I agree with you, if the product arrives set correctly to where I live. That wasn’t my personal experience.
It’s changing just the labels, not the settings.
Try to change between USA and Germany…
The TX-Power LABEL will change (but the power will keep exactly the same whatever country you set, even the label saying it’s different)
I’m throwing in the towel for now. I’ll check back in six months to see how things are going.
This product needs some ironing out before it’s truly reliable. Feels like I’ve paid for an alpha version of this product.
In the changelogs, include a list of known issues that haven’t been fixed yet.
This will make it easier for customers to decide when it’s worth testing the product again.
Yeah, I don’t blame you. It’s frustrating to deal with issues while the hardware is great. I’m going to try my best to wait it out at least until the end of the summer. I don’t want to spend a lot on hardware that doesn’t support Wi-Fi 7. I went with the Flint 2 despite it being Wi-Fi 6 because of the price and built-in AdGuard Home + VPN.
Anyway, I was wondering if we can update to 4.5.7 from 4.5.6 or 4.5.4 with the keep settings option selected. Will it break anything or is it better to start from scratch?
Agree with you @Anaron the hardware is great. The firmware really sucks though. And right now there is no light at the end of the tunnel. 21.02 base is horrible with the proprietary MediaTek drivers. 23.05 base actually functions much better with limitations on the opensource WIFI drivers. MediaTek needs a good kick in the pants.
I did it and its working fine, when I was factory resetting and setting up from scratch I was having all sorts of problem, so this time I kept settings and everything is great…so far…touch wood.
Before upgrading:
Backup all your packages using the opkg script.
Backup all your config through the luci gui
Perform the upgrade.
Restore all your packages with opgk previosuly backuped. Please note that some packages will refuse to install due to different package name in OpenWRT version (21<->23). Check and see if there are packages compatible with OpenWRT version 21 (if you see my previous post, something is already there)
Restore the config (previously backuped) through Luci gui.
The problem with low speed may be that hardware acceleration is not enabled correctly. Execute ‘dmesg | grep hook’ to check the output, or manually set the web page to hardware acceleration for comparison testing.

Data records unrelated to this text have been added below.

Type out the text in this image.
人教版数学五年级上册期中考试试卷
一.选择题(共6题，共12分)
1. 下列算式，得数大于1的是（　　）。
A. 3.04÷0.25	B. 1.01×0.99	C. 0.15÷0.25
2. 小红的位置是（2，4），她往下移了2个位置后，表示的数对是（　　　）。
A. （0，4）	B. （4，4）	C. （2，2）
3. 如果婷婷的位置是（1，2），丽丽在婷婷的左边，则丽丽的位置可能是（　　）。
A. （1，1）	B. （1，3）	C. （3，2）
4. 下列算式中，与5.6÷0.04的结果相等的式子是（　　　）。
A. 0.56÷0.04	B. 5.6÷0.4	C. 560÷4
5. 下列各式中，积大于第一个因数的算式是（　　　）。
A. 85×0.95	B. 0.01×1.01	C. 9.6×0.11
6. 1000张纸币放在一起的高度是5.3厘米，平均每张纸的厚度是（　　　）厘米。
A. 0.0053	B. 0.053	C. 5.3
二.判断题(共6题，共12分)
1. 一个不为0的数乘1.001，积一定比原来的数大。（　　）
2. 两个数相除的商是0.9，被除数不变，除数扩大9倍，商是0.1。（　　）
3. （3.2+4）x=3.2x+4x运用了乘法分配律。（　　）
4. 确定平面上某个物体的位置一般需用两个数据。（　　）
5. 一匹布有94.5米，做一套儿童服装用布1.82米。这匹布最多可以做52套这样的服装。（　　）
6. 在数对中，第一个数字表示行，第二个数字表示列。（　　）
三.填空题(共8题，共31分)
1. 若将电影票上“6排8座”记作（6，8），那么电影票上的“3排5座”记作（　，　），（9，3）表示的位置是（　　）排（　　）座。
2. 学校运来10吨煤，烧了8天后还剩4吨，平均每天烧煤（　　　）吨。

Did you find any difference?
The hardware acceleration didn’t change absolutly nothing on my side.
With it on or off, the 2.4GHz (20MHz) is still limiting at 100 Mbps
They developed the hardware but they forgot the software/firmware.
GL-iNet will need to start from the beginning instead of trying to find workarounds.
They should put an warning on their website saying this is an experimental product that will be ready not before the Q3
Hey guys,
is someone having issues with 160MHz 5GHz speed?
With firmware version lower than 4.5.5, I was able to reach 1500 Mbps over the Wi-Fi, now with the new 4.5.7 “stable” there is no way to go over 1000-1050 Mbps.
Also, with the new stable we completely lost the possibility to adjust Wi-Fi power.